Conclusion from the study: It’s not the church’s theology that has driven LGBT people away—by their own admission. It’s been the church’s lack of love and care –  its posture.

One of the conclusions of “Living In Love And Faith”:
“When we consider the experiences of other Christian churches, we find three broad approaches to questions of sexuality and marriage.

One approach maintains the Church’s traditional teaching but stresses listening to and walking alongside individuals who live differently. The Church of England’s current official approach is similar to this.
 
A second approach
permits local churches to respond in different ways. For instance, some might bless or conduct same-sex marriages, while others might continue to view them as wrong. One question, however, is whether this is possible without changing church doctrine, liturgy or law. Can a church bless or marry a same-sex couple while teaching marriage is between one man and one woman?

So a third approach
is to change the church’s doctrine of marriage.”

I fear that the third approach is the direction of travel in the Church.

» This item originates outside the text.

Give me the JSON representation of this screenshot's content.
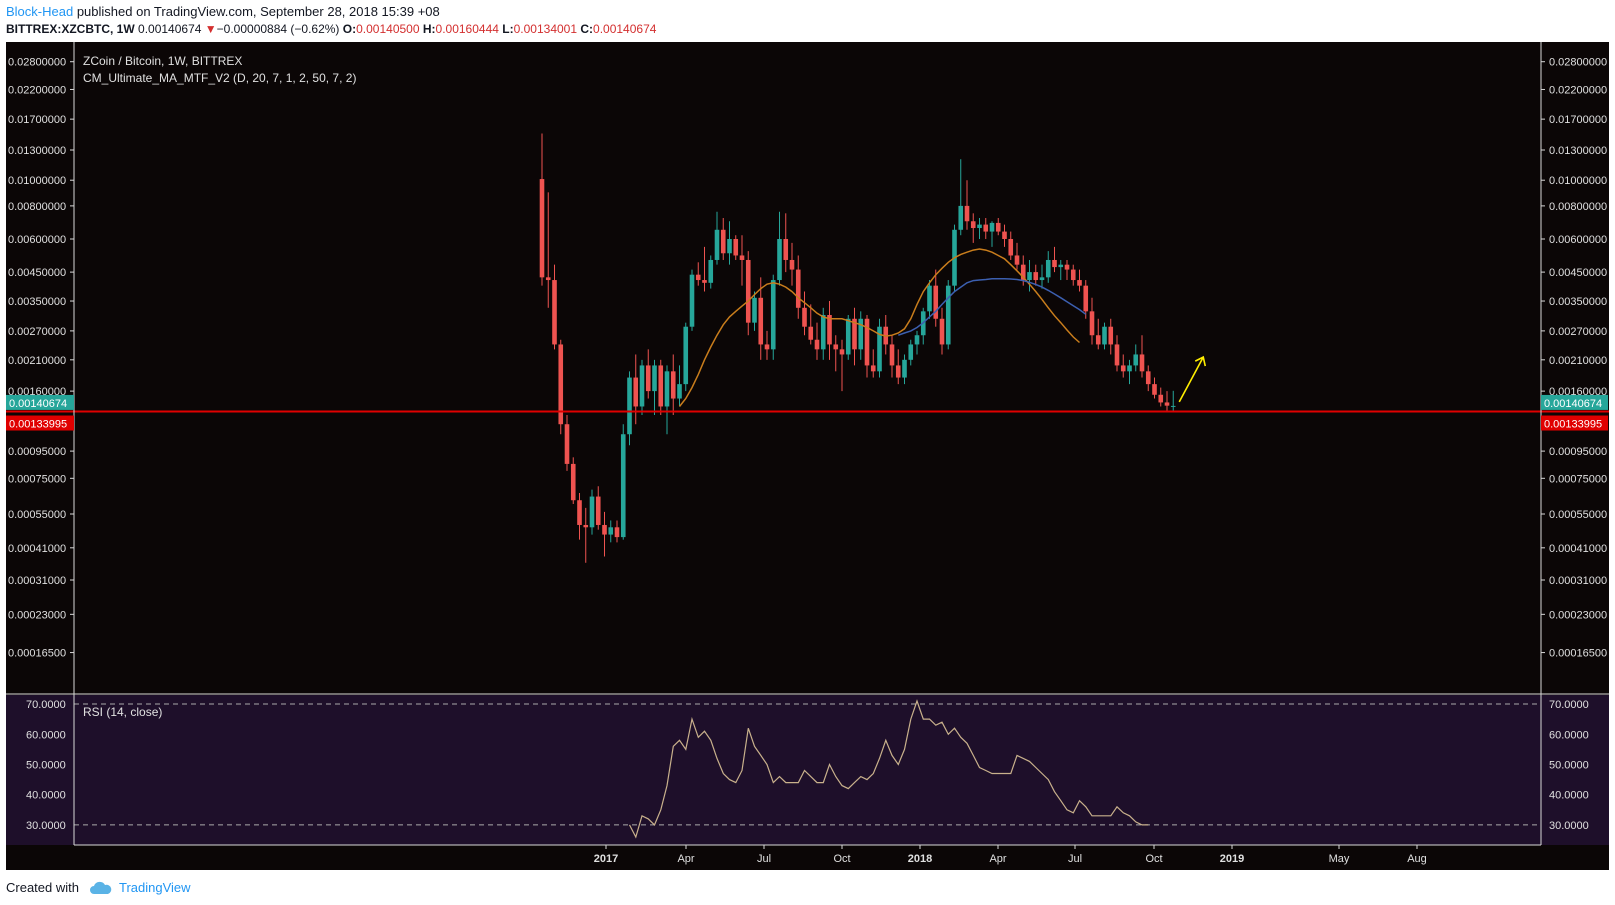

If the church’s doctrine of marriage is changed, we will also need to change our doctrine of the church as the bride of Christ and our doctrine of the end times, the marriage feast of the Lamb in Revelation. “The Spirit and the Bride say come…” The complementarity of marriage between one woman and one man is a model of our relationship with God. Paul calls this “a mystery”. “’For this reason a man will leave his father and mother and be united to his wife, and the two will become one flesh.’ 32 This is a profound mystery – but I am talking about Christ and the church.” Ephesians 5:31-32

A senior figure in Church House, Oxford has stated publicly, in the context of a lesbian wedding and the report, “Living In Love And Faith”, that our diocese “is one of the most forward thinking in the country.” Forward thinking according to what criteria? Scripture? Tradition? Reason? Experience? Contemporary Culture?

I fear that many people in our churches will be vaguely aware of references in the Bible to homosexuality, the so called “prohibition passages” and will conclude that they are irrelevant, outdated and unfit for the modern “enlightened” age in which we live. They will have been exposed to the horror stories of people who have been hurt by the church, and will want to address this without understanding that there might be a better way of loving, welcoming and caring for all people that both honours God and honours people made in his image.